Tom, a Republican representative in the Legislature, became a Democrat and defeated incumbent State Sen. Luke Esser, who is now chairman of the Washington State Republican Party.

With Democratic Reps. Deb Eddy and Larry Springer beside him, Tom said, “I take experience off the table. I force Dave Reichert to run on the issues.”

Tom, who held the event at Renton Technical College, stressed that he had local roots, born in Eastgate and attending the University of Washington. Burner grew up in Nebraska and moved to the district a few years ago.

In an interview after the event, Tom said Burner’s lack of experience was the biggest reason she lost.

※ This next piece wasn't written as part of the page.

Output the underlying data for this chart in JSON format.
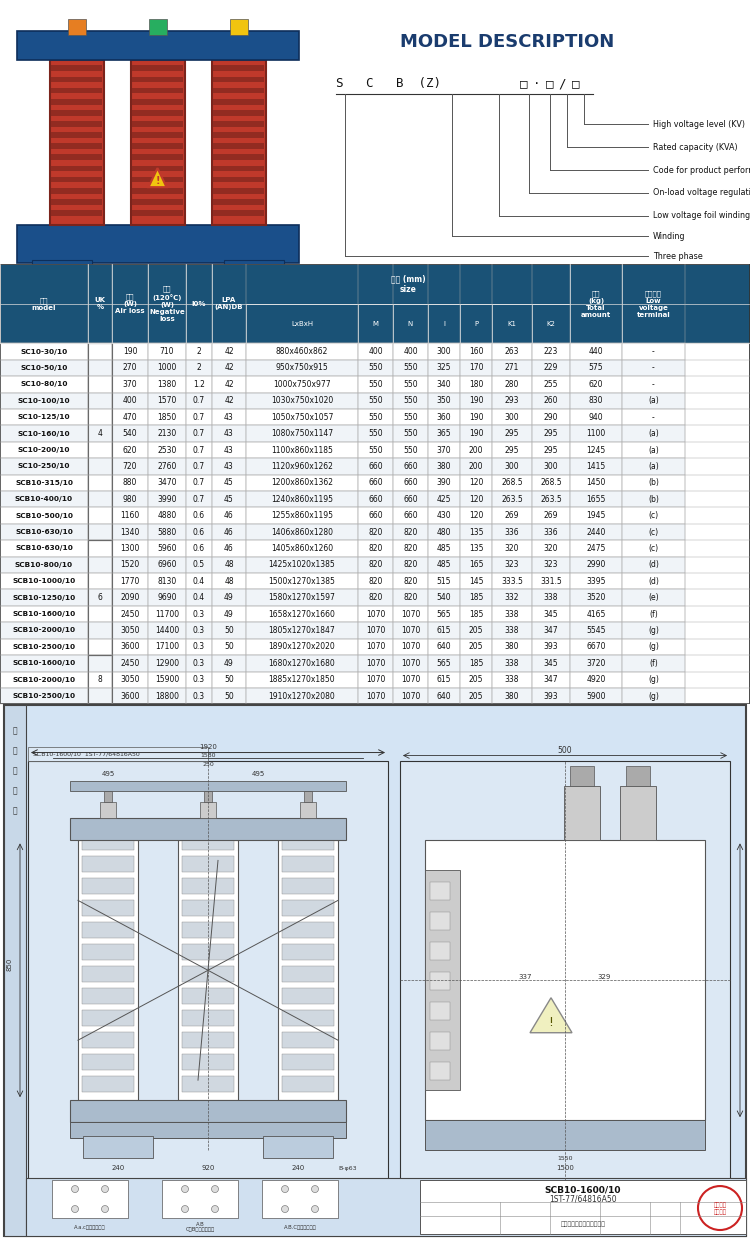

“I think Darcy would make a great congressperson, but experience matters. This election is really about replacing Dave Reichert and who has the best shot at doing that,” he said.

A spokesman for the Burner campaign dismissed the importance of a political resume.

“If by experience people mean career politician, Darcy Burner is not that,” said Sandeep Kaushik. But Kaushik said Burner has important advantages this time around: name recognition, fundraising prowess and campaign experience.

Asked about the 8th District race, Josh Kahn, spokesman for the state Republican Party, said Reichert was in a strong position to be re-elected.

Democrats had the best election cycle in a generation in 2006, he said, and Burner still lost.

“She simply was not ready to be a congressman. She was not able to pass the credibility threshold,” he said.

As for Tom, Kahn said: “He’s not a guy who’s that serious. He has not had major accomplishments.”